You may find that the answers to many questions are not included in the snippets from the search results. For example, if you ask for the time of the next Seahawks game, it might know the day but not the time without access to the content from the link’s actual page.

web_grounding_tutorial.py

answer_with_web_grounding("What time is the next Seahawks game?")

OutputThe next Seahawks game is today, Sunday, December 28, 2025, against the Panthers. However, the exact time of the game is not specified in the provided search results. I recommend checking the official Seattle Seahawks website...

One way to fix this is to add an additional step where the workflow uses a Python library such as Beautiful Soup to get the content from the web page and include its context in the query. After adding that additional functionality, context from the official Seahawks schedule page is included, and the model is able to tell that the game today is already over and the exact day and time for the next one is still not scheduled.

OutputThe next Seahawks game is scheduled for Week 18, but the date, time, and location are still "TBD" (to be determined) as it is against the 49ers at Levi's Stadium.

For security best practices, remove the hardcoded API keys and URLs from your code. One option is to save them as environmental variables and import them into the scripts.

Lastly, all LLM workflows should have sufficient error handling built into their code in order to account for the non-deterministic and unpredictable nature that is inherent in AI applications.

FAQ

Can I have web grounding activate in conversations rather than just a single prompt?

Yes, if you would like to have a conversational format where the user can ask followup questions, you can include the context in the conversation itself. If this adds too many tokens into the conversation context, consider removing past conversation entries to shorten the number of tokens if your application allows for it.

Adding web grounding is increasing the latency because the web search takes time. Are there ways to speed it up?

Yes, you can run your LLM calls asynchronously by sending the user’s prompt to the LLM without search results in the context at the same time that you send the call asking the LLM if the user’s prompt should be grounded in a web search. After the results are returned, if the web search is necessary, you can conduct the web search, and call the LLM again with the context from the web search. This will allow you to reduce the latency for LLM calls that do not need a web search. It will cost additional tokens though because you will be discarding the first LLM response if a web search is needed.

The web searching is costing me too many tokens. Is there a way to reduce the number of tokens spent for all of these calls?

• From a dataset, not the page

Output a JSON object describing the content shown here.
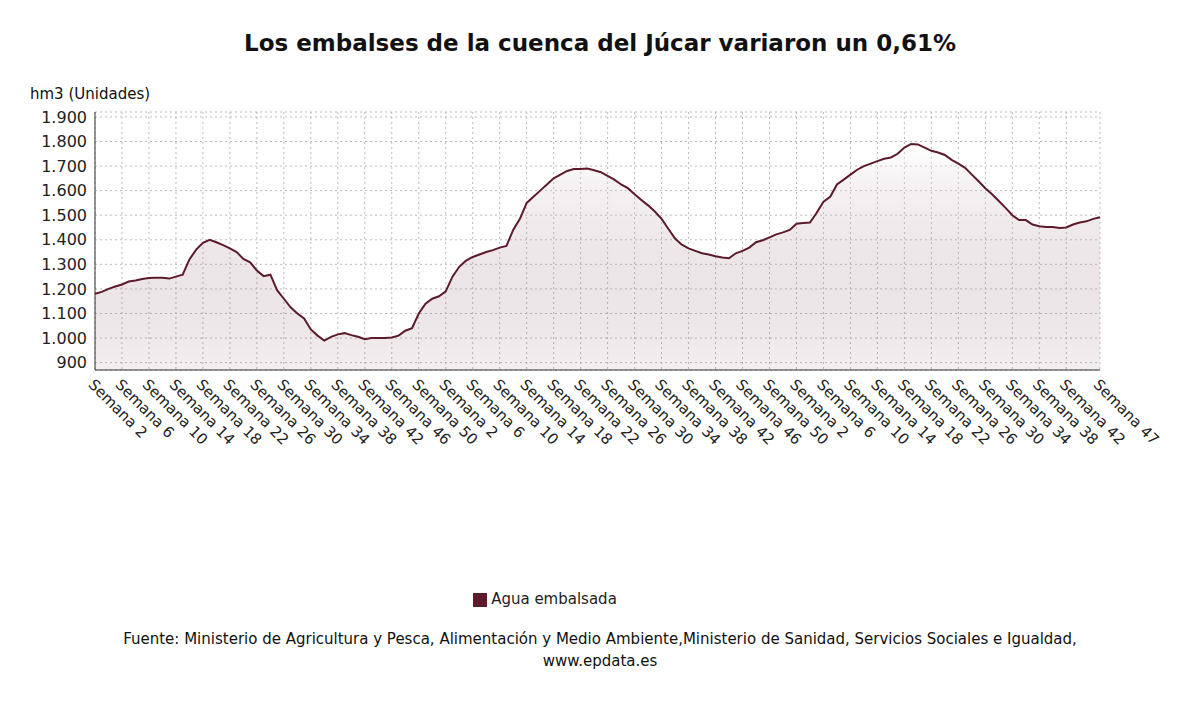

Yes, one way is to use a smaller model in your needs_web_grounding function. You might find that you don’t need a 70B parameter model to determine whether or not an answer needs a web search. If you use a smaller model, you might find it to be cheaper and faster.

Conclusion

Web grounding is a powerful tool that can improve the accuracy of your AI applications and can be integrated directly into any other retrieval augmented generation workflow you have set up. It allows you to get accurate and current results from older models or smaller ones that may have been trained on less current information.

In this tutorial, you used a Serp API endpoint to make web searches through Duck Duck Go and augmented your prompt with the context from the search results. The next steps are to customize the implementation for your application.